Pengadilan Negeri Purbalingga Kini Hadir di MPP
PURBALINGGA, RADARBANYUMAS.DISWAY.ID – Akses layanan hukum bagi masyarakat Purbalingga kini semakin dekat. Pengadilan Negeri (PN) Purbalingga resmi membuka gerai layanan di Mal Pelayanan Publik (MPP) Purbalingga.
Masuknya PN Purbalingga menambah jumlah instansi yang bergabung di MPP menjadi total 23 gerai layanan. Kehadiran instansi vertikal ini memperluas cakupan pelayanan publik di satu lokasi.
Kepala DPMPTSP Kabupaten Purbalingga, Johan Arifin, menilai kolaborasi ini menjadi penguatan nyata kualitas layanan pemerintah daerah. Ia menekankan efisiensi dan kemudahan yang dirasakan masyarakat.
“Pengadilan Negeri Purbalingga telah bergabung bersama kami. Ini semakin memperkuat kualitas pelayanan pemerintah Kabupaten Purbalingga,” ujar Johan, Kamis (22/1/2026).

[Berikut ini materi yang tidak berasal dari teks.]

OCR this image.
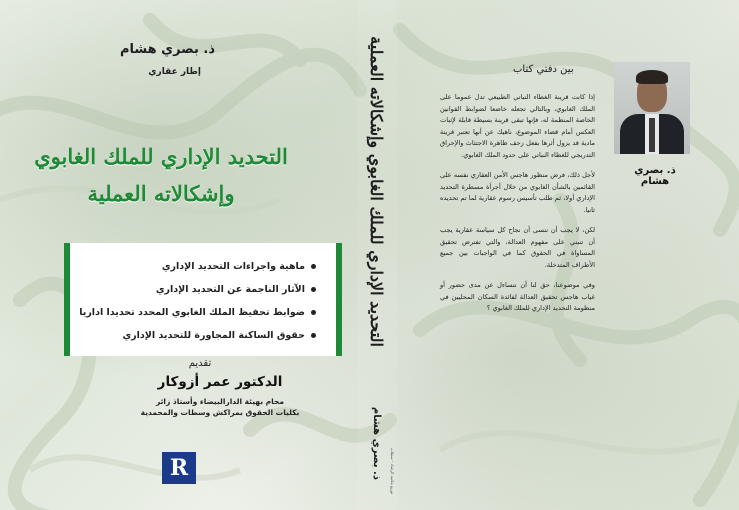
ذ. بصري هشام
إطار عقاري
التحديد الإداري للملك الغابوي
وإشكالاته العملية
ماهية واجراءات التحديد الإداري
الآثار الناجمة عن التحديد الإداري
ضوابط تحفيظ الملك الغابوي المحدد تحديدا اداريا
حقوق الساكنة المجاورة للتحديد الإداري
تقديم
الدكتور عمر أزوكار
محام بهيئة الدارالبيضاء وأستاذ زائر
بكليات الحقوق بمراكش وسطات والمحمدية
R	ذ. بصري هشام
التحديد الإداري للملك الغابوي وإشكالاته العملية
توزيع مكتبة الرشاد - سطات
بين دفتي كتاب

إذا كانت قرينة الغطاء النباتي الطبيعي تدل عموما على الملك الغابوي، وبالتالي تجعله خاضعا لضوابط القوانين الخاصة المنظمة له، فإنها تبقى قرينة بسيطة قابلة لإثبات العكس أمام قضاء الموضوع، ناهيك عن أنها تعتبر قرينة مادية قد يزول أثرها بفعل زحف ظاهرة الاجتثاث والإحراق التدريجي للغطاء النباتي على حدود الملك الغابوي.

لأجل ذلك، فرض منظور هاجس الأمن العقاري نفسه على القائمين بالشأن الغابوي من خلال أجرأة مسطرة التحديد الإداري أولا، ثم طلب تأسيس رسوم عقارية لما تم تحديده ثانيا.

لكن، لا يجب أن ننسى أن نجاح كل سياسة عقارية يجب أن تنبني على مفهوم العدالة، والتي تفترض تحقيق المساواة في الحقوق كما في الواجبات بين جميع الأطراف المتدخلة.

وفي موضوعنا، حق لنا أن نتساءل عن مدى حضور أو غياب هاجس تحقيق العدالة لفائدة السكان المحليين في منظومة التحديد الإداري للملك الغابوي ؟

ذ. بصري هشام
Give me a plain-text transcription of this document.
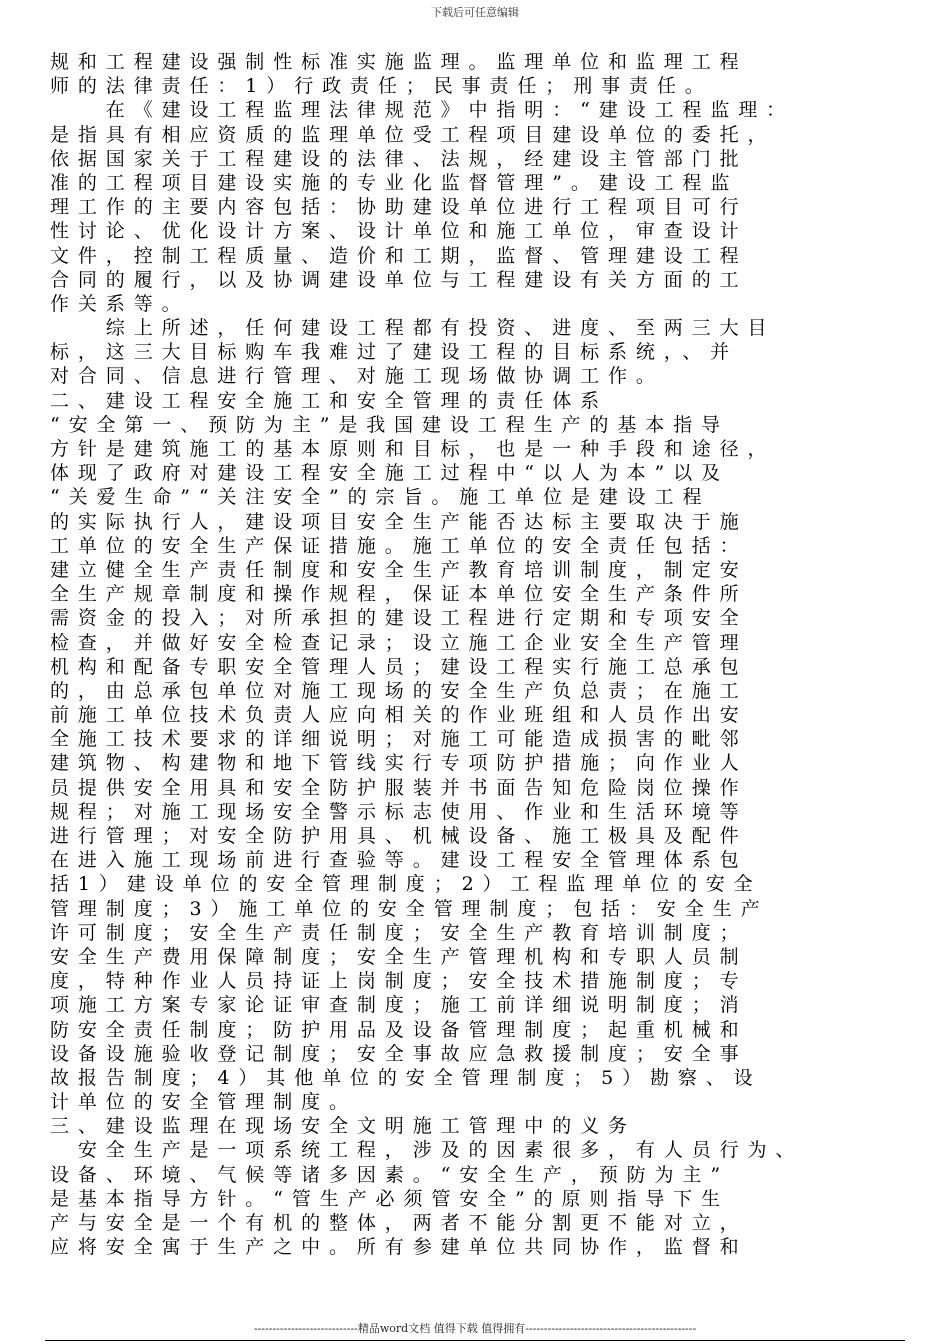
下载后可任意编辑
规和工程建设强制性标准实施监理。监理单位和监理工程
师的法律责任：1）行政责任；民事责任；刑事责任。
　　在《建设工程监理法律规范》中指明：“建设工程监理：
是指具有相应资质的监理单位受工程项目建设单位的委托，
依据国家关于工程建设的法律、法规，经建设主管部门批
准的工程项目建设实施的专业化监督管理”。建设工程监
理工作的主要内容包括：协助建设单位进行工程项目可行
性讨论、优化设计方案、设计单位和施工单位，审查设计
文件，控制工程质量、造价和工期，监督、管理建设工程
合同的履行，以及协调建设单位与工程建设有关方面的工
作关系等。
　　综上所述，任何建设工程都有投资、进度、至两三大目
标，这三大目标购车我难过了建设工程的目标系统，、并
对合同、信息进行管理、对施工现场做协调工作。
二、建设工程安全施工和安全管理的责任体系
“安全第一、预防为主”是我国建设工程生产的基本指导
方针是建筑施工的基本原则和目标，也是一种手段和途径，
体现了政府对建设工程安全施工过程中“以人为本”以及
“关爱生命”“关注安全”的宗旨。施工单位是建设工程
的实际执行人，建设项目安全生产能否达标主要取决于施
工单位的安全生产保证措施。施工单位的安全责任包括：
建立健全生产责任制度和安全生产教育培训制度，制定安
全生产规章制度和操作规程，保证本单位安全生产条件所
需资金的投入；对所承担的建设工程进行定期和专项安全
检查，并做好安全检查记录；设立施工企业安全生产管理
机构和配备专职安全管理人员；建设工程实行施工总承包
的，由总承包单位对施工现场的安全生产负总责；在施工
前施工单位技术负责人应向相关的作业班组和人员作出安
全施工技术要求的详细说明；对施工可能造成损害的毗邻
建筑物、构建物和地下管线实行专项防护措施；向作业人
员提供安全用具和安全防护服装并书面告知危险岗位操作
规程；对施工现场安全警示标志使用、作业和生活环境等
进行管理；对安全防护用具、机械设备、施工极具及配件
在进入施工现场前进行查验等。建设工程安全管理体系包
括1）建设单位的安全管理制度；2）工程监理单位的安全
管理制度；3）施工单位的安全管理制度；包括：安全生产
许可制度；安全生产责任制度；安全生产教育培训制度；
安全生产费用保障制度；安全生产管理机构和专职人员制
度，特种作业人员持证上岗制度；安全技术措施制度；专
项施工方案专家论证审查制度；施工前详细说明制度；消
防安全责任制度；防护用品及设备管理制度；起重机械和
设备设施验收登记制度；安全事故应急救援制度；安全事
故报告制度；4）其他单位的安全管理制度；5）勘察、设
计单位的安全管理制度。
三、建设监理在现场安全文明施工管理中的义务
　安全生产是一项系统工程，涉及的因素很多，有人员行为、
设备、环境、气候等诸多因素。“安全生产，预防为主”
是基本指导方针。“管生产必须管安全”的原则指导下生
产与安全是一个有机的整体，两者不能分割更不能对立，
应将安全寓于生产之中。所有参建单位共同协作，监督和
----------------------------精品word文档 值得下载 值得拥有----------------------------------------------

BACA JUGA:Demi Akta Kelahiran, 12 Perkara Asal Usul Anak Masuk Pengadilan Agama Purbalingga Sepanjang 2025
Menurut Johan, kehadiran PN tidak hanya soal menambah layanan, tetapi juga menghadirkan kenyamanan dan integrasi. Masyarakat kini dapat mengakses berbagai layanan perizinan dan administrasi hukum dalam satu atap.
Sementara itu, Wakil Ketua PN Purbalingga, Ageng Priambodo Pamungkas, menyebut rencana bergabungnya PN ke MPP sebenarnya sudah lama dipersiapkan. Namun, keterbatasan sumber daya manusia membuat realisasinya baru bisa dilakukan tahun ini.
“Di tahun 2026 ini baru bisa bergabung karena keterbatasan jumlah personil,” ungkap Ageng.
Ia menjelaskan, sejak 2017 PN Purbalingga sebenarnya telah menerapkan Pelayanan Terpadu Satu Pintu (PTSP) sesuai amanat Mahkamah Agung. Kehadiran fisik di MPP menjadi langkah lanjutan untuk mendekatkan layanan ke masyarakat.
BACA JUGA:Vonis Lima Terdakwa Kasus Jembatan Merah Diperberat Majelis Hakim Pengadilan Tinggi
Pada tahap awal, layanan PN Purbalingga di MPP masih bersifat terbatas. Gerai PN hanya beroperasi setiap hari Kamis pukul 09.00 hingga 12.00 WIB.
Masyarakat dapat mengakses delapan jenis layanan hukum di gerai MPP tersebut. Di antaranya permohonan surat keterangan tidak tersangkut perkara pidana (Eraterang), legalisasi surat, pendaftaran perkara elektronik (E-Court), hingga permohonan salinan penetapan atau putusan.
Ageng mengungkapkan, kebutuhan masyarakat terhadap perkara permohonan atau voluntair tergolong tinggi. Jenis perkara ini tidak mengandung sengketa dan bersifat administratif.